Dromen & Demonen est un fanzine néerlandais traitant du fantastique, de l’horreur et de la science-fiction.

Robert Jordan – diplômé en physique d’une académie militaire, vétéran médaillé du Vietnam – n’est qu’à une longueur de Tolkien pour le titre d’auteur fantastique le plus populaire de tous les temps. Sa série de “La Roue Du Temps” raconte l’histoire d’un monde dans lequel l’harmonie entre le féminin et le masculin est fondamentalement perturbé. Les femmes protègent le monde en attendant le retour prophétisé du sauveur. Les huit livres qui composent actuellement la série sont des histoires complexes impliquant des cultures extrêmement détaillées. De nombreux sites Internet abondent de commentaires de lecteurs enthousiasmés par l’oeuvre de Jordan.

La Roue du Temps est considérée comme la meilleure œuvre épique de fantastique de tous les temps, et tu es comparé à Tolkien. Tu le prends comment ?

Cela me fait sourire, mais cela m’énerve aussi. Mon entraîneur de football à l’école m’a donné un très bon conseil : ” le samedi matin, tu as le droit de croire que tu es aussi bon qu’ils le disent. Mais quand tu arrives à l’entraînement lundi matin, plus personne ne te connaît. Tu as alors une semaine pour te préparer pour le seul match qui déterminera ta réputation. ” C’est donc bien de recevoir des encouragements, d’entendre dire à quel point on es formidable, mais je sais où cela mène : chez moi derrière l’ordinateur, là ou personne ne me connaît, en train de travailler sur ce livre qui fera ou défera ma réputation.

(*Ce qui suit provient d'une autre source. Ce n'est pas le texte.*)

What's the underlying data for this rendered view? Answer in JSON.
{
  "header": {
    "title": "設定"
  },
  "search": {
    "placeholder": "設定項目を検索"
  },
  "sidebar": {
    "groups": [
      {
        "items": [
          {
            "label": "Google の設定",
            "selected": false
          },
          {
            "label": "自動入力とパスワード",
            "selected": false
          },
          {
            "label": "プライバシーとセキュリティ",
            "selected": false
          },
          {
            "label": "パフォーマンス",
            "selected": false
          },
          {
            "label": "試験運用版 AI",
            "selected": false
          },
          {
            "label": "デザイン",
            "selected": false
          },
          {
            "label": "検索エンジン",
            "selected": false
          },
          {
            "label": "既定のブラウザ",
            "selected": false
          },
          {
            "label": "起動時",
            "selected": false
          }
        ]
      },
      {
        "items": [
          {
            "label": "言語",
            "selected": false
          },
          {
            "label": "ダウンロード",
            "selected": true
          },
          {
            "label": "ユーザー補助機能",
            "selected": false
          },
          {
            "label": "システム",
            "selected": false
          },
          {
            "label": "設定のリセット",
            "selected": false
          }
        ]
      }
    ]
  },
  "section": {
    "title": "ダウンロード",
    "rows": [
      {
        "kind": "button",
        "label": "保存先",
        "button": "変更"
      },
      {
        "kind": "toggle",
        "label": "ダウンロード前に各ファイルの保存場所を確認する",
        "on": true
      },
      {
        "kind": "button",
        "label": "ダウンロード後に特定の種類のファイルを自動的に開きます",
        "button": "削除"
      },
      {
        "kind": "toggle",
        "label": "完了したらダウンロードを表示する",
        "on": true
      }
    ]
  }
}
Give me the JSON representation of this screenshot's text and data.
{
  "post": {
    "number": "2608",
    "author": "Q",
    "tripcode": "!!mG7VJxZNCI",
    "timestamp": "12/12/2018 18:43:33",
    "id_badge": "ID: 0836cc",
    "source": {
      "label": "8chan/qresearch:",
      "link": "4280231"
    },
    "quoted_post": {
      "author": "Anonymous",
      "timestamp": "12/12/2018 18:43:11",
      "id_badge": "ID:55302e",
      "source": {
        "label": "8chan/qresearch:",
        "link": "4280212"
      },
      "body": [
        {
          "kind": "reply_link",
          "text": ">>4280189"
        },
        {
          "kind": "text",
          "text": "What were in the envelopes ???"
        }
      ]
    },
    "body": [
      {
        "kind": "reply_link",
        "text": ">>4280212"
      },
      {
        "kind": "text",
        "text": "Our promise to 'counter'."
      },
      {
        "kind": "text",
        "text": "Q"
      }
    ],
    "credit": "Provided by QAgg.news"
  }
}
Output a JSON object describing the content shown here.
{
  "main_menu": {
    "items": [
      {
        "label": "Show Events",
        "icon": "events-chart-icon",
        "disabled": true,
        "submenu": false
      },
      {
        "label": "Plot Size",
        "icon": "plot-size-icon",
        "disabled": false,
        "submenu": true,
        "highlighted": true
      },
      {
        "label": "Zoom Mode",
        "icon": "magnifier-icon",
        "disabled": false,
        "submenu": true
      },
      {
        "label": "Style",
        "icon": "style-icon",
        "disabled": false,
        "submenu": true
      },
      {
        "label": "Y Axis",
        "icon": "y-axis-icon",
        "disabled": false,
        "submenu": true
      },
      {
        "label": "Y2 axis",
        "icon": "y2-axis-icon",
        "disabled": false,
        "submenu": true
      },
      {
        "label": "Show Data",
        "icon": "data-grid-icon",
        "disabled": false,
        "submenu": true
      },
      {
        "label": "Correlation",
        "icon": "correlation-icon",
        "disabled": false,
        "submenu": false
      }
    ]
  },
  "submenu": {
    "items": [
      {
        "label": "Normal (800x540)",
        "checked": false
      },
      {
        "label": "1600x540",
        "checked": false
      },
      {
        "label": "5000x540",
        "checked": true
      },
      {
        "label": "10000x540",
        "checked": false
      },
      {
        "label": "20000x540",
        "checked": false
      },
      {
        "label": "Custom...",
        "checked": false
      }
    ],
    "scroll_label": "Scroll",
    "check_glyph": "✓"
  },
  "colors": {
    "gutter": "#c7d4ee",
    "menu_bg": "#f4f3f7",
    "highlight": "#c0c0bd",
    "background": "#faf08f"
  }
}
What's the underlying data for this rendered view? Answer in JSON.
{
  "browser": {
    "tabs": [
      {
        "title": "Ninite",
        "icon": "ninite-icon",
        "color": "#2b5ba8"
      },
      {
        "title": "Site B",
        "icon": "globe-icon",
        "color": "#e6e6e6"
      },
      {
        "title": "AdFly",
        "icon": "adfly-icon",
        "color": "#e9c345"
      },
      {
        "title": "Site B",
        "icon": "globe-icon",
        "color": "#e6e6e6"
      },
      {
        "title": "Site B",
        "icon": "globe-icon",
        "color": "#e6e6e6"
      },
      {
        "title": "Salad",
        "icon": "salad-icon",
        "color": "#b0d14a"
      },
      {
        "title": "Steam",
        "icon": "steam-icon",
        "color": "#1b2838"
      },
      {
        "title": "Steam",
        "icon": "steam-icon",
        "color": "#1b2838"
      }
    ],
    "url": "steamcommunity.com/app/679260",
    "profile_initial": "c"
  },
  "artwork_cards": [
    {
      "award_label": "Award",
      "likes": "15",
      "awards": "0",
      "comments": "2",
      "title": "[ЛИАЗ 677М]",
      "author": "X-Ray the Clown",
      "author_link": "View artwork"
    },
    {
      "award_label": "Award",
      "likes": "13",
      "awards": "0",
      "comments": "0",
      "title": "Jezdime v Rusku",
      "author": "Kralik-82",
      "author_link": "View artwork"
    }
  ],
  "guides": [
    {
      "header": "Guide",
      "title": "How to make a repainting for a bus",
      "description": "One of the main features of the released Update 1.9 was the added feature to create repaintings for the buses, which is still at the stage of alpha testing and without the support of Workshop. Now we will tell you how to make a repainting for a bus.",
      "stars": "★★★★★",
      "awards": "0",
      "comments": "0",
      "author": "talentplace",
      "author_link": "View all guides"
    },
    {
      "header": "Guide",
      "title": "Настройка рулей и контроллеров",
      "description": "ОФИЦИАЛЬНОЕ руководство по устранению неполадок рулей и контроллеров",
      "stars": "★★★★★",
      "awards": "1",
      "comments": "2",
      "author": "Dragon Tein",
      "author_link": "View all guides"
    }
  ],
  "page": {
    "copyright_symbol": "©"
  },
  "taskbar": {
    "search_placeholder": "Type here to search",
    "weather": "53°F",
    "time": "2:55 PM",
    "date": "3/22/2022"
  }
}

Ta maîtrise de l’intrigue te différencie de beaucoup d’auteurs de fantastique. Les livres sont parsemés sur différents niveaux d’énigmes cachées. Comment t’y prends-tu ?

Aucune idée. Je n’ai jamais suivi de cours de rédaction. L’enseignement littéraire était obligatoire à l’école. Depuis ma première je savais que j’écrirais un jour, mais je n’ai commencé qu’à mes 30 ans. Comment c’est venu ? Peut-être d’avoir lu tout ce qui me tombait sous la main pendant 30 ans.

La Roue du Temps montre beaucoup de guerres et de combats. Une influence de ton expérience militaire ?

Jusqu’à un certain point. Grâce à cela, je sais l’effet que ça fait quand quelqu’un essaie de te tuer. Et que pour les participants, un champ de bataille, c’est un immense chaos. Ils n’ont aucune idée de ce qu’il se passe hors de leur champ de vision. Mais au fond je trouve les champs de bataille moins intéressant que les gens. J’aime leur interaction – comment ils évoluent, comment ils réagissent les uns envers les autres.

Considères-tu ton monde comme réel ?

Les lecteurs se rendent compte quand l’auteur voit son monde comme une construction. Les gens me demandent souvent ” Quel est ton personnage favori ? “. C’est celui sur lequel je travaille à ce moment là. Même un Padan Fain ou une Semirhage. La plupart des gens ont un côté attachant, et si je n’aime pas un personnage que je décris, le lecteur s’en apercevra. Ma femme dit qu’elle devine quand j’ai écrit sur un personnage comme Fain au moment où je rentre dans la cuisine le soir. J’espère que mes livres donnent l’impression que je vois plus que je ne décris.

Es-tu influencé par certains périodes historiques ?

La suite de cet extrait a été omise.